Americans overwhelmingly favor travel to Cuba. The last poll I saw, a CBS poll, found that 81 percent of Americans support expanding travel to Cuba. Officials in the White House, however, have a different agenda, driven by purely domestic political calculations. They have not only rolled back steps taken by the previous administration to encourage engagement with Cuba, they have gone further by imposing even more onerous restrictions on the right of Americans to travel. As a result, the number of Americans traveling to Cuba this year is projected to plummet by half, due to the policies of their own government. And the thousands of private Cuban entrepreneurs, the taxi drivers, the Airbnb renters, restaurants, and shops that depend on American customers are struggling to survive. It is a shortsighted, anachronistic policy that is beneath our democracy.

I and others, including Republicans, have traveled to Cuba many times over the past 20 years, met with Cuban officials, with Cubans who have been persecuted for opposing the government, and with many others. Every one of us wants to see an end to political repression in Cuba. The arrests and mistreatment of dissidents by the Cuban government should be condemned, just as we should condemn such abuses by other governments including some, like Egypt and Turkey, whose leaders have been welcomed at the White House and the State Department. Americans can travel freely to Egypt, Turkey, and Saudi Arabia, but not to Cuba.

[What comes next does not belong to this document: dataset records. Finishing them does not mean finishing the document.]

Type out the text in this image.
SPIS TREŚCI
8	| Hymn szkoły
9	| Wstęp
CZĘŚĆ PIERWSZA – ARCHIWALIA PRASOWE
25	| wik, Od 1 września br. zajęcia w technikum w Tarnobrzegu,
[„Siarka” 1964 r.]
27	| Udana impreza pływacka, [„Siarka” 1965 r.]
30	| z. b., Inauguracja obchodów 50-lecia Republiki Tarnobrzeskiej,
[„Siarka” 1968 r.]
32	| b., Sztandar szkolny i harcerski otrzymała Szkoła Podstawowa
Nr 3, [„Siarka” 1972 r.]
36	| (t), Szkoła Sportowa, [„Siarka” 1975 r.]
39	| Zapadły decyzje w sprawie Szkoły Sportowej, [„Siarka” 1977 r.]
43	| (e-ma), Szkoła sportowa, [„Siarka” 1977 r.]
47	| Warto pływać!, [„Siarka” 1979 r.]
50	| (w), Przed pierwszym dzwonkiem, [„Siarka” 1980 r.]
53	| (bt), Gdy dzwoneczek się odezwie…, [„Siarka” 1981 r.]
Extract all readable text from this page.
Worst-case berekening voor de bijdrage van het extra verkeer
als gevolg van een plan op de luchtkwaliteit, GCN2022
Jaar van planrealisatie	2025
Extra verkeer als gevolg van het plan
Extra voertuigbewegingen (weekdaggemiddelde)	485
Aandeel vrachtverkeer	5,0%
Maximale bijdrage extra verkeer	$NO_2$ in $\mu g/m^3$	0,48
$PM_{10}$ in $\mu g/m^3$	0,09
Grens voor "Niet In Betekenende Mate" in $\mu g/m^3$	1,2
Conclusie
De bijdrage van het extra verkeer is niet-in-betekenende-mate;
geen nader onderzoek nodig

The issue is how best to support the people of Cuba who struggle to make ends meet, and who want to live in a country where freedom of expression and association are protected. Anyone who thinks that more economic pressure, or ultimatums, will force the Cuban authorities to stop arresting political dissidents and embrace democracy have learned nothing from history. For more than half a century we tried a policy of unilateral sanctions and isolation, and it achieved neither of those goals. Instead, it is the Cuban people who were hurt the most. And it provided an opening in this hemisphere for Russia, China, and our other competitors.

Change is coming to Cuba, and we can help support that process. Or we can sit on the sidelines and falsely claim to be helping the Cuban people, while pursuing a failed policy of punitive sanctions. The bipartisan bill I will introduce on Monday is about the right of Americans, not Cubans, to travel. Every member of Congress, especially those who have been to Cuba, should oppose restrictions on American citizens that have no place in the law books of a free society.